Neat. Looks like the tables are exactly where they are in SQ80 OS1.8 (of 
which ESQ1 OS3.5 is essentially a backport, so I'm not too surprised).

You'll find the multisample mapping from $1000-$14cf/OSLO -- and 
indeed being identical to the SQ80 waves, i.e. also containing 
information about the SQ80-specific waves.

Same goes for raw parameters at $14b0-$170b/OSLO.

Wave names are stored at $63b8-$6477/OSLO, but this time restricted to 
the original 32 ESQ1 waves. No space left for additional wave forms at 
that very place, so you might use some other memory area for wave names 
and change the hook at $4beb/OSHI (=$abeb effective memory address).

Spare memory area for own experiments you have from $2558-$2fff and also 
from $678e to $6fff, but then you need to adjust banking of OSLO (which 
gets banked 4k-wise into $7000-$7fff), i.e. setting the DUART to select 
bank 2/6 instead of bank 1 or using the respective bank switch routine 
in OSHI.

Also spare are $7223-7fdf in OSHI; since OSHI is completely available 
between $8000 and $ffff, this might also be an interesting area to use 
since you don't need to fiddle around with OSLO banking.

Although I'd use that "upper memory" area for hooks and extensions, like 
selecting the desired OSLO bank, get required data, and changing back to 
the original bank.

> This got me to thinking about what other factors in such "digital" 
> devices might be manipulated experimentally. The ESQ would be a 
> candidate, I have seem working ones as cheap as $50, and didn't they 
> make like 50,000 of them?

...and don't I have >20 replacement boards left? :)

> For example, if the patch data is stored as a series of 8 bit values in
> non-volatile RAM, an A to D converter could be "wedged" at some address
> location to allow that value to be controlled by a voltage in real time. As
> long as you do not disrupt the internal read timing of the micro-p.

Go ahead. The cartridge slot is your friend: from $0000-$0ff0 the 
"CARTA" bank is stored, $1000-$1ff0 holds "CARTB". Just flag $1ffd/$1ffd 
to let the ESQ know about data present. You could even run your very own 
code out of a cartridge, if you put the "magic cookie" 0x55 into address 
$1fff of the cartridge. (Forget about interrupts, though, since these 
are hard-coded to routines in OSHI, i.e. the reset vectors are not 
alterable without patching OSHI first.)

Timing is no problem as long as you update memory on the "wrong" E phase 
(E=0) while the 6809 is not accessing the bus.

However...

> A 20 MSPS A to D is only 5 dollars.
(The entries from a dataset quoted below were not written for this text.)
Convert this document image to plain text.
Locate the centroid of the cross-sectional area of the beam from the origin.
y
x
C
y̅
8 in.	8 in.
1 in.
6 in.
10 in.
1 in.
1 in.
If you combined that with a 
> multiplexor and an FPGA to handle the "false" RAM address latches and 
> address decoding, a large number of data points could be made voltage 
> controllable in real time with little additional hardware cost.

...that wouldn't work as expected, since the ESQ1 will translate the 
sound data into a different data structure for sound generation; this 
happens once at program change for a given channel (keyboard=track0, 
track1-8 of sequencer).

Edit data is translated with every new keystroke, so still impossible to 
just mangle the edit data for *realtime* alteration.

So what you need to do for realtime efforts is to directly mangle with 
the realtime data; however, this requires diving deep into the voice 
assigner to keep track of which track (see above) is assigned to which 
hardware voice realtime data slot. Not impossible, but a major effort.

Rainer